Voor de wijkverpleging, vergoed uit het basispakket van de Zvw vanaf 2015 en voor Jw vanaf 2016, zijn de eigen bijdragen afgeschaft. Om stapeling van eigen bijdragen te voorkomen geldt voor de Wmo vanaf 2020 een abonnementstarief van € 19,00 per maand. Dit werkt denivellerend en staat op gespannen voet met de eigen verantwoordelijkheid. De eigen bijdrage voor verpleeghuizen is veel hoger dan voor thuiszorg. De hoogte van de eigen bijdrage-Wlz is ook afhankelijk van het inkomen, het vermogen, de leeftijd, AOW-aanspraak en de gezinssamenstelling. De minimale maandelijkse eigen Wlz-bijdrage voor PGB en MPT bij 20 uur of minder zorg steeg van € 23,40 in 2015 naar € 24,40 in 2021, de maximale van € 696,60 naar € 752,80.
Er bestaat een lage en een hoge inkomensafhankelijke eigen bijdrage voor verpleeg- of verzorgingshuis.
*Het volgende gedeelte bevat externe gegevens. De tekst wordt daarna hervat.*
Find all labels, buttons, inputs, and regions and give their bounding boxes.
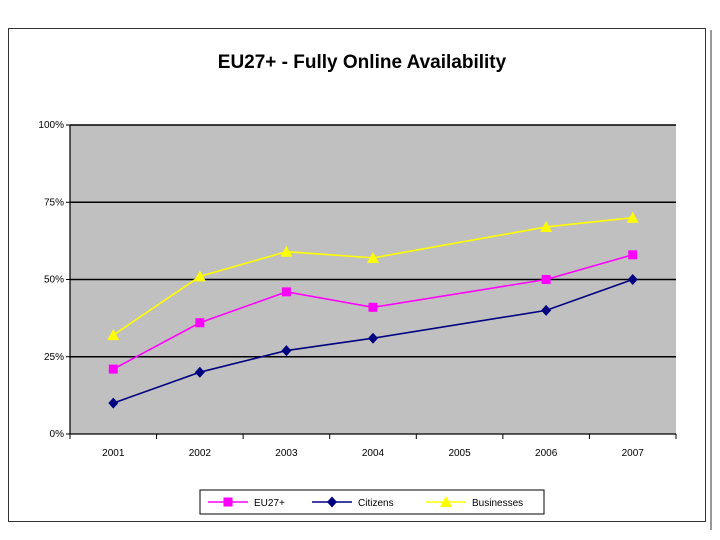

De lage eigen bijdrage, variërend van € 158,60 tot € 832,60 per maand in 2015 en € 171,40 tot € 899,80 in 2021, is van toepassing op PGB, VPT, MPT, op de eerste vier maanden in een regulier verpleeghuis of als de partner thuis woont. De hoge eigen bijdrage geldt in alle overige gevallen, variërend van € 0,00 tot € 2.284,60 per maand in 2015 en € 2.469,20 in 2021. In particuliere zorginstellingen betaalt de gebruiker de lage eigen bijdrage. Daarnaast vragen particuliere verpleeghuizen en woonzorgcentra een fors extra bedrag voor maaltijden en huisvesting, meestal tussen € 2.000 en € 3.000 per maand (SCP, 2019).
Stimuleren van thuiszorg door eigen bijdragen betekent in de praktijk dat rijkere ouderen relatief goedkoop hun zorg thuis regelen, terwijl armere ouderen met hoge kosten ‘achterblijven’ in het verpleeghuis, én leidt tot financiele risico’s na pensionering voor ouderen met een laag inkomen doordat hun woningen niet geschikt gemaakt kunnen worden voor mensen met een beperking. De armste 20% ouderen gebruiken bijna 1,7 keer vaker verpleeghuiszorg dan de rijkste 20% ouderen en 2,5 keer vaker Wmo-gefinancierde thuiszorg. Het zorggebruik is zo sterk negatief gecorreleerd met inkomen, dat dit de gedeeltelijke progressiviteit van de eigen bijdrage teniet doet (Bakx e.a., 2020b; Duell e.a., 2019; Tenand e.a., 2020; Diepstraten e.a., 2020).
Hoeveel meer ongelijkheid is acceptabel?
Ongelijkheid in de toegang tot Wmo-gefinancierde extramurale zorg veroorzaakt door decentralisatie, is politiek en maatschappelijk geaccepteerd. Of dat ook geldt voor de toegenomen ongelijkheid door het recent ingevoerde abonnementstarief is een open vraag. Extra middelen voor woningaanpassing van de lagere inkomens via de Wmo maakt de thuiszorg nog duurder ten opzichte van intramurale zorg. Voor armere ouderen is particuliere woonzorg geen optie. Reguliere woonzorg die voldoende comfort en keuzemogelijkheden biedt kan de ongelijkheid aanvaardbaar houden. Dit vereist extra middelen. Verdere verhoging van de relatief lage eigen bijdrage aan langdurige zorg ligt voor de hand, gezien de relatief hoge uitgaven. Dit zal de bestaande tweedeling vergroten. Dat geldt eveneens voor de introductie van een abonnementstarief voor PGB’s, VPT’s en MPT’s, waarvan vooral de rijkere ouderen zullen profiteren. Grotere progressiviteit in de Wlz-premiestelling en in de eigen betalingen, die de armere ouderen ontziet, vermindert de onbedoelde inkomensgerelateerde ongelijkheid, herstelt de solidariteit en vergroot de betaalbaarheid van de langdurige zorg.